Adding to the confusion with regard to the Tinder bots, is the fact that Tinder, too, offers a verification process of its own.
New research from the Pew Research Center shows that in the past two years, the percentage of US adults who had used a dating app tripled.
But that doesn't mean all dating apps are created equal.
Public figures and other celebrities on Facebook and Instagram are offered a blue checkmark alongside their name so you know which accounts are legitimate.

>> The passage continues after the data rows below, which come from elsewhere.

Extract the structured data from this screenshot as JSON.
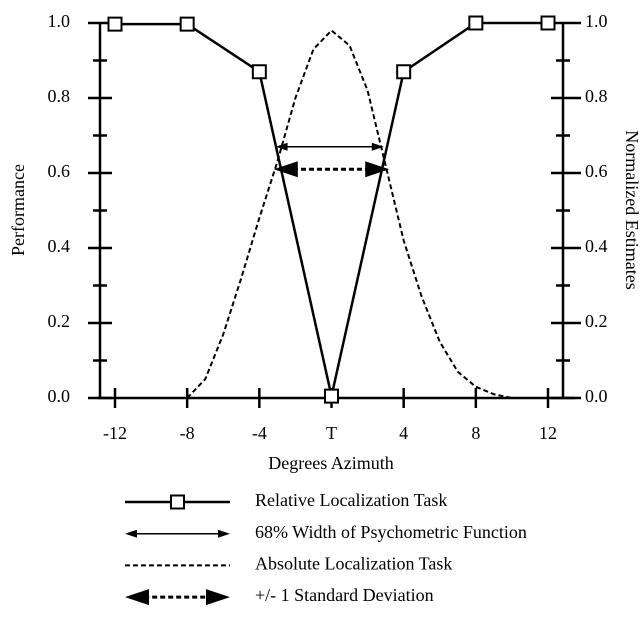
{
  "chart_data": {
    "type": "line",
    "xlabel": "Degrees Azimuth",
    "ylabel": "Performance",
    "y2label": "Normalized Estimates",
    "xlim": [
      -13,
      13.5
    ],
    "xticks": [
      -12,
      -8,
      -4,
      {
        "value": 0,
        "label": "T"
      },
      4,
      8,
      12
    ],
    "ylim": [
      0,
      1
    ],
    "yticks": [
      {
        "value": 0,
        "label": "0.0"
      },
      0.2,
      0.4,
      0.6,
      0.8,
      {
        "value": 1,
        "label": "1.0"
      }
    ],
    "yminorticks": [
      0.1,
      0.3,
      0.5,
      0.7,
      0.9
    ],
    "y2lim": [
      0,
      1
    ],
    "y2ticks": [
      {
        "value": 0,
        "label": "0.0"
      },
      0.2,
      0.4,
      0.6,
      0.8,
      {
        "value": 1,
        "label": "1.0"
      }
    ],
    "series": [
      {
        "name": "Relative Localization Task",
        "color": "#000000",
        "style": "solid",
        "marker": "square",
        "x": [
          -12,
          -8,
          -4,
          0,
          4,
          8,
          12
        ],
        "values": [
          0.997,
          0.997,
          0.87,
          0.005,
          0.87,
          1.0,
          1.0
        ]
      },
      {
        "name": "Absolute Localization Task",
        "color": "#000000",
        "style": "dashed",
        "marker": "none",
        "axis": "y2",
        "x": [
          -8,
          -7,
          -6,
          -5,
          -4,
          -3,
          -2,
          -1,
          0,
          1,
          2,
          3,
          4,
          5,
          6,
          7,
          8,
          9,
          10
        ],
        "values": [
          0,
          0.05,
          0.17,
          0.32,
          0.48,
          0.63,
          0.8,
          0.93,
          0.98,
          0.94,
          0.82,
          0.62,
          0.42,
          0.27,
          0.15,
          0.07,
          0.03,
          0.01,
          0
        ]
      }
    ],
    "annotations": [
      {
        "label": "68% Width of Psychometric Function",
        "style": "solid",
        "x1": -3.1,
        "x2": 2.9,
        "y": 0.67
      },
      {
        "label": "+/- 1 Standard Deviation",
        "style": "dashed",
        "x1": -3.2,
        "x2": 3.2,
        "y": 0.61
      }
    ]
  }
}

“What makes this particular spam operation unique is that it’s not trying to drive users directly to an adult webcam or dating site overtly, but it’s using the premise of the safety element to convince a user that he should be verified first before they meet,” says Narang.
Reached for comment, a Tinder spokesperson offered the following statement: Tinder will never ask users to verify through a third party website, download link, or app.
According a recent report from security researchers at Symantec, scammers are now using verification as a lure to sign up people to fake “safe dating” websites.
These fake verification sites collect users’ personal information and payment card details, and proceed to sign up victims for subscription-based memberships to adult video and webcam sites that total nearly 0 per month in fees.
And when a female (bot) asks the male (victim) if he’s verified, he may be more interested in following through to do so, because it could lead to a date.